Он сказал на «размышления»? Непривычное слово. Он, наверно, хотел сказать «на консультации»?
– …Наши из Вашингтона вылетают в Москву послезавтра.
– Вы с ними? – поинтересовался Цукер.
Откуда я знаю?! И нет даже «специалиста», чтобы хотя бы у кого бы узнать: «когда я вылетаю»?
– А что вы предлагаете? – спросил я.
Нашел все-таки «специалиста», на которого все можно свалить.
Но он явно колебался. Впервые заметил подобные эмоции у него.
– Ладно! – проговорил он. – Я попытаюсь связаться с Крисом. Может быть, он согласится связаться с вами.
А я-то соглашусь с ними связываться? Но я этого не сказал.
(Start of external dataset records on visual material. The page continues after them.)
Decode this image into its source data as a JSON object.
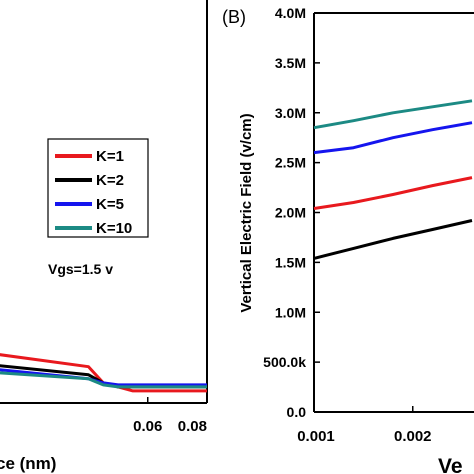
{
  "chart_data": [
    {
      "panel_label": "",
      "type": "line",
      "xlabel": "ce (nm)",
      "ylabel": "",
      "xlim": [
        0.0,
        0.08
      ],
      "ylim": [
        0.0,
        1.0
      ],
      "xticks": [
        0.06,
        0.08
      ],
      "xtick_labels": [
        "0.06",
        "0.08"
      ],
      "annotation": "Vgs=1.5 v",
      "legend_position": "center",
      "series": [
        {
          "name": "K=1",
          "color": "#e8191e",
          "x": [
            0.0,
            0.04,
            0.045,
            0.05,
            0.055,
            0.06,
            0.08
          ],
          "y": [
            0.13,
            0.09,
            0.05,
            0.04,
            0.03,
            0.03,
            0.03
          ]
        },
        {
          "name": "K=2",
          "color": "#000000",
          "x": [
            0.0,
            0.04,
            0.045,
            0.05,
            0.055,
            0.06,
            0.08
          ],
          "y": [
            0.1,
            0.07,
            0.05,
            0.04,
            0.04,
            0.04,
            0.04
          ]
        },
        {
          "name": "K=5",
          "color": "#1515ee",
          "x": [
            0.0,
            0.04,
            0.045,
            0.05,
            0.055,
            0.06,
            0.08
          ],
          "y": [
            0.09,
            0.06,
            0.05,
            0.045,
            0.045,
            0.045,
            0.045
          ]
        },
        {
          "name": "K=10",
          "color": "#1c8a84",
          "x": [
            0.0,
            0.04,
            0.045,
            0.05,
            0.055,
            0.06,
            0.08
          ],
          "y": [
            0.08,
            0.06,
            0.045,
            0.04,
            0.04,
            0.04,
            0.04
          ]
        }
      ]
    },
    {
      "panel_label": "(B)",
      "type": "line",
      "xlabel": "Ve",
      "ylabel": "Vertical Electric Field (v/cm)",
      "xlim": [
        0.001,
        0.00262
      ],
      "ylim": [
        0,
        4000000
      ],
      "xticks": [
        0.001,
        0.002
      ],
      "xtick_labels": [
        "0.001",
        "0.002"
      ],
      "yticks": [
        0,
        500000,
        1000000,
        1500000,
        2000000,
        2500000,
        3000000,
        3500000,
        4000000
      ],
      "ytick_labels": [
        "0.0",
        "500.0k",
        "1.0M",
        "1.5M",
        "2.0M",
        "2.5M",
        "3.0M",
        "3.5M",
        "4.0M"
      ],
      "series": [
        {
          "color": "#1c8a84",
          "x": [
            0.001,
            0.0014,
            0.0018,
            0.0022,
            0.0026
          ],
          "y": [
            2850000,
            2920000,
            3000000,
            3060000,
            3120000
          ]
        },
        {
          "color": "#1515ee",
          "x": [
            0.001,
            0.0014,
            0.0018,
            0.0022,
            0.0026
          ],
          "y": [
            2600000,
            2650000,
            2750000,
            2830000,
            2900000
          ]
        },
        {
          "color": "#e8191e",
          "x": [
            0.001,
            0.0014,
            0.0018,
            0.0022,
            0.0026
          ],
          "y": [
            2040000,
            2100000,
            2180000,
            2270000,
            2350000
          ]
        },
        {
          "color": "#000000",
          "x": [
            0.001,
            0.0014,
            0.0018,
            0.0022,
            0.0026
          ],
          "y": [
            1540000,
            1640000,
            1740000,
            1830000,
            1920000
          ]
        }
      ]
    }
  ]
}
Ценю свою выдержку!.. Верней, то, что осталось от нее.
– Так куда вы сейчас? – осведомился он.
Им главное – сбагрить!
Я полистал блокнот – и показал запись, которую и внес-то в последний момент, на «всякий пожарный». Думал, что буду тут дико занят. А я – свободен, увы.
– Это что? Телефон? Какие-то цифры, мне кажется, не нью-йоркские? – спросил я Цукера.
– О! Северный Бронкс! Дипломатические дома! – почтительно произнес Цукер. – Истеблишмент!
Докатился, подумал я.
– …Я самый первый был, кто переворот в Бангладеш отразил! – хорохорится Боб.
Мы мчимся через какой-то гористый лес. Оказывается, есть и такое в Нью-Йорке.
– Отразил – в смысле «подавил»? – уточняю я.
Почему-то со студенческих лет было принято куражиться над ним. Обижался, надувался. И вот – достиг! Аккредитован при ООН!
– Отразил – в смысле написал! – отвечает он обидчиво. – …А ты, слава богу, хоть вспомнил про меня!
– Извини меня… но что это за ужасная вонь? – Я долго сдерживался, но не сдержался.
– Скунс! – произносит он с гордостью. – Скунс дорогу перебежал незадолго до нас.